The government is corrupt in Costs Rica in the same way the Canadian Government is corrupt. It is not the low level civil servants who take bribes (although the cops are not averse to a receiving gifts), but the higher level mainly (but not always) right-wing politicians.
We heard a great story about an American entrepreneur who bribed local politicians in Dominical so he could build new condos on the beach. He got the permits in violation of all the environmental laws and regulations and then spent a few millions. He did not count on the local administration changing – Costa Rica is after all democratic and has the longest tradition of democratic governments in Latin America (Chile had it until the 1970 murderous coup by Nixon, Kissinger & Pinochet). The next election, a new, more environmentally conscious municipal administration was elected and revoked the illegally-obtained permits. Yeah for the Ticos!
Nevertheless, despite its wealth relative to its neighbours, Costa Rica is still a poor country, certainly poorer than Mexico although much more egalitarian. What particularly bugs me however, is the high prices for many things, same as in Canada. I would not mind if Ticos earned the same as Canadians, but there is something wrong there. In particular, land and real estate prices are very close to Canadian prices (OK, maybe you can’t get tropical beachfront property in Canada, but still $250,000 for a 1,500 square foot house in the mountains is well within Canadian range.). This is because so many foreigners have bought properties. This is very good for those who sold the properties, but not so good for young Ticos who need housing or might want to buy a house. But now the government can’t do anything to prevent foreigners from buying land because of the CAFTA free trade agreement.
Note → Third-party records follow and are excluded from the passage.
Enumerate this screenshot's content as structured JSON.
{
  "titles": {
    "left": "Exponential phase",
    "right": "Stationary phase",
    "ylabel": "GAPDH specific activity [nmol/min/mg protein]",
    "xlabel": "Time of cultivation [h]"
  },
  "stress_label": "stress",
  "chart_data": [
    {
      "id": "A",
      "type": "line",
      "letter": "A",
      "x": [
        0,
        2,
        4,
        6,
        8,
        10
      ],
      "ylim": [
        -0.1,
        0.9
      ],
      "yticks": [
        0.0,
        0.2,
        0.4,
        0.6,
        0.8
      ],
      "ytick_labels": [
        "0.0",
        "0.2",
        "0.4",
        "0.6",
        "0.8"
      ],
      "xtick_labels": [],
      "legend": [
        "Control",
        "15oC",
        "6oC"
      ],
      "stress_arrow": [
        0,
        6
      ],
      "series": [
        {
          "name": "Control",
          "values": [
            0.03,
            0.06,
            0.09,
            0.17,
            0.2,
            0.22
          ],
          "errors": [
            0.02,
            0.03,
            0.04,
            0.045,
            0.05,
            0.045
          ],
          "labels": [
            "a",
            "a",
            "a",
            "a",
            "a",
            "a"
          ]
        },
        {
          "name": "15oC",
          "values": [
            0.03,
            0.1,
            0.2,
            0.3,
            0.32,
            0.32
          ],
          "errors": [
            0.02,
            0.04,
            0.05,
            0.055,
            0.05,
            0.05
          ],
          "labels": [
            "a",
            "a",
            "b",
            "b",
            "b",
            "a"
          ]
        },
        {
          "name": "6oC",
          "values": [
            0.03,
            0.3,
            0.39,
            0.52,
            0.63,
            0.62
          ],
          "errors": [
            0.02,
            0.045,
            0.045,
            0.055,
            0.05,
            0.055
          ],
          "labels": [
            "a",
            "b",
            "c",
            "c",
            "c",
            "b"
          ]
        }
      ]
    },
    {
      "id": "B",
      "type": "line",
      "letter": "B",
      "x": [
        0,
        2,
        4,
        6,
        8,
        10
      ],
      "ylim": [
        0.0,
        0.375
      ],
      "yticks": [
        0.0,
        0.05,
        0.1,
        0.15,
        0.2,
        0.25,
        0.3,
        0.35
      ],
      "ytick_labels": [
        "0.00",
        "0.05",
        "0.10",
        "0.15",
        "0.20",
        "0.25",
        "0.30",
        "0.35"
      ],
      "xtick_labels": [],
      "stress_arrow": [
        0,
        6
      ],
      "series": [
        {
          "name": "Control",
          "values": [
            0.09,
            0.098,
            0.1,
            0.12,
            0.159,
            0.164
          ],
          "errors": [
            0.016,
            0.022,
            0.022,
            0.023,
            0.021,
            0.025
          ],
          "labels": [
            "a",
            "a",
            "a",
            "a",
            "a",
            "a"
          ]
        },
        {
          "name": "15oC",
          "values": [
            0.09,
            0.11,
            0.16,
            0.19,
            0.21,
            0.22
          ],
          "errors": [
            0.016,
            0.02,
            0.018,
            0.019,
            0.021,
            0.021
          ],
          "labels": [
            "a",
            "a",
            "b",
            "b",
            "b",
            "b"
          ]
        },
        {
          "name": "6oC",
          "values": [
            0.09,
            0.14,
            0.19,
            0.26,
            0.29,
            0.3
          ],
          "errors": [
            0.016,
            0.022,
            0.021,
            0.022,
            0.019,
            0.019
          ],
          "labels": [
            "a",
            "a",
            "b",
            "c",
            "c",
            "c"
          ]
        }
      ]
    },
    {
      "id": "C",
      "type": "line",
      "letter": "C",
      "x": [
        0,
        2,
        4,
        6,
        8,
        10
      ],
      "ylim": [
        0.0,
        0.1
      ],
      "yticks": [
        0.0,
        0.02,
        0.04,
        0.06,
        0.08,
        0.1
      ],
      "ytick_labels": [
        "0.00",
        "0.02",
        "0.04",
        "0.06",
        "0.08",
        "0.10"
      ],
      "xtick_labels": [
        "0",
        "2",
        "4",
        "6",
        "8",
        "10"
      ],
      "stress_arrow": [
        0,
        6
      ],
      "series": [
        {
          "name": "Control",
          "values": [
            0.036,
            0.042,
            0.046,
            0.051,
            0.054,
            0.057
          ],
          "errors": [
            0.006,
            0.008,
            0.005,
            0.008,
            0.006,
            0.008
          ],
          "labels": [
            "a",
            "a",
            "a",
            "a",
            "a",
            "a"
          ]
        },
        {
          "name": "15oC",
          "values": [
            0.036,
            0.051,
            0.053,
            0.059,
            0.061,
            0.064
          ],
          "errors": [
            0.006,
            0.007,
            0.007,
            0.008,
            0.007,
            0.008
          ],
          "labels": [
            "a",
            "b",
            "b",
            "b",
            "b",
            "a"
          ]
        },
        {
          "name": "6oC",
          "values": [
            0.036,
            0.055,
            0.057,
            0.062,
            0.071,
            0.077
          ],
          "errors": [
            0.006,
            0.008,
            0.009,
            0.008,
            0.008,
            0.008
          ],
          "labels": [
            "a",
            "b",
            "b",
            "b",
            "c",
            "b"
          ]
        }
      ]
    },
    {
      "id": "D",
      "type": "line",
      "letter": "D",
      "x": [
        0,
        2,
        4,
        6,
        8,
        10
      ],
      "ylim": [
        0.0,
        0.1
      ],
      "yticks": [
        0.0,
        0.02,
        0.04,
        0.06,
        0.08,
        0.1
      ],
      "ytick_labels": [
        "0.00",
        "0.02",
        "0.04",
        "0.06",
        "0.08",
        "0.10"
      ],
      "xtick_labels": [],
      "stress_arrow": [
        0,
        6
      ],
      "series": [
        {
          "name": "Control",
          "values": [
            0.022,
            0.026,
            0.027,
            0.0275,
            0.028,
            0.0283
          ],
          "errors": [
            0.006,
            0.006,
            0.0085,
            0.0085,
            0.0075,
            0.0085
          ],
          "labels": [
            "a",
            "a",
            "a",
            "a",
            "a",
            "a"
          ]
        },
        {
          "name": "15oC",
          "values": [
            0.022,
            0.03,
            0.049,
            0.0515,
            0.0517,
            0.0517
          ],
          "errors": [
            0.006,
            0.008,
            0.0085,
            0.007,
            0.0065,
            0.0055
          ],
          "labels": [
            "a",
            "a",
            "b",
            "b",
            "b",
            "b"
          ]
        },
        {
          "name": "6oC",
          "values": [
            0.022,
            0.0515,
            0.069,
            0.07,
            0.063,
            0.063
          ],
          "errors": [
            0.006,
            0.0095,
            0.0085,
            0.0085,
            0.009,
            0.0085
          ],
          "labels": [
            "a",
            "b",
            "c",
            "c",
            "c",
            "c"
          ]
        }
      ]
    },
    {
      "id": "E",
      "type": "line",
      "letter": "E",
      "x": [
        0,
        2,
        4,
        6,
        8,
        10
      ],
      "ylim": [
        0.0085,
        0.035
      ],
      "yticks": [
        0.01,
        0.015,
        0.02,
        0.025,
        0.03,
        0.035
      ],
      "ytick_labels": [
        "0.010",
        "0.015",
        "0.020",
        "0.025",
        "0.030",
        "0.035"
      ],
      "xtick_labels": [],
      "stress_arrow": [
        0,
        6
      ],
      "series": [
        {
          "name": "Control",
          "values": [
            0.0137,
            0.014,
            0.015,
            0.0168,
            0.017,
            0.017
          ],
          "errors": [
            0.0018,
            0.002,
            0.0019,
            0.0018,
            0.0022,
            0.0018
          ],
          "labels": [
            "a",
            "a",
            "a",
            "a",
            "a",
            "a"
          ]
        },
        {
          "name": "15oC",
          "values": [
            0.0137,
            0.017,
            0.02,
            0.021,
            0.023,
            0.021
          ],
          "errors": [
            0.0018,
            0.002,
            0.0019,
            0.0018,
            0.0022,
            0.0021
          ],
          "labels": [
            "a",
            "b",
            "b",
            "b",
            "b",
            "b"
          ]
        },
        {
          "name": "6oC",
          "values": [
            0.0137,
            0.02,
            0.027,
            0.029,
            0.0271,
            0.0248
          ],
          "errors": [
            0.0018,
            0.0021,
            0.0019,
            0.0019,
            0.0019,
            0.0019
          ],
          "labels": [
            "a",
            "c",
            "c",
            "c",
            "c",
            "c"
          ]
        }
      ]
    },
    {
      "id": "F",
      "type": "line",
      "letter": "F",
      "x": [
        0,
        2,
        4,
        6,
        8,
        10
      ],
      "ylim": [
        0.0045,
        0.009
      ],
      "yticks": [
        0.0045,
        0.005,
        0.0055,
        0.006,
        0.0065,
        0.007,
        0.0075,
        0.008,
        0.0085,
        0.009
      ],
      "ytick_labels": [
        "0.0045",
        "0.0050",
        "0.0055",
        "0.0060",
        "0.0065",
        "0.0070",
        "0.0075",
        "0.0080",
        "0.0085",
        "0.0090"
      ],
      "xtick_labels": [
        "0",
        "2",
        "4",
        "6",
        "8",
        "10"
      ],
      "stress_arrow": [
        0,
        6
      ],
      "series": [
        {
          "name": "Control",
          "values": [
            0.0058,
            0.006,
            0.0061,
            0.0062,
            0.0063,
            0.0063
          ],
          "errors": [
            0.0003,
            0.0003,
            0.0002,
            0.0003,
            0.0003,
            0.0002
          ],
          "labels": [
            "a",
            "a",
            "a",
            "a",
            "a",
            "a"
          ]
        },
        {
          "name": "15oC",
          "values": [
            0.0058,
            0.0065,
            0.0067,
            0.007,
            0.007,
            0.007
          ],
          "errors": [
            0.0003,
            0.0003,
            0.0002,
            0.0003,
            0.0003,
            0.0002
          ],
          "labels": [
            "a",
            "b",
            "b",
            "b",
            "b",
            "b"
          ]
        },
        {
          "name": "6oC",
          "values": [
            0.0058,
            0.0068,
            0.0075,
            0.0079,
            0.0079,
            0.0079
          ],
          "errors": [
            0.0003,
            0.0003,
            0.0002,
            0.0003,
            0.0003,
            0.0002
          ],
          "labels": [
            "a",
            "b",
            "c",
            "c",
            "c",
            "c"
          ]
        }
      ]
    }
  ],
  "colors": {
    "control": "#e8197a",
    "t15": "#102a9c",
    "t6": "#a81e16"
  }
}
Ticos are also polite, and supposedly not inclined to stealing, cheating or lying. Crime in Costa Rica is obviously almost entirely the work of outsiders: Nicaraguans and Colombians for the regular street crime or Panamanians for the more sophisticated financial scams. We saw a wonderful satire published in Guanacaste where a restaurant was not making any money. First they blamed it on then Nicaraguan staff, then after they fired the Nicas and hired more Ticos, it was the monkeys who took the money before the waiters got a chance to get to it. But it could not have been the Ticos stealing.
If I would have to live anywhere other than Canada of all the countries I visited so far, it would be Costa Rica. You can drink the water and it has good pressure. The cops don’t always carry guns and, unlike the rest of Cental America, no sawed-off shotguns to be seen. As a matter of fact, the only armed security guards we noticed so far were in a gated community in Manuel Antonio, no doubt catering to the USian belief that, to paraphrase Mao Tse-tung, security grows out of the barrel of a gun.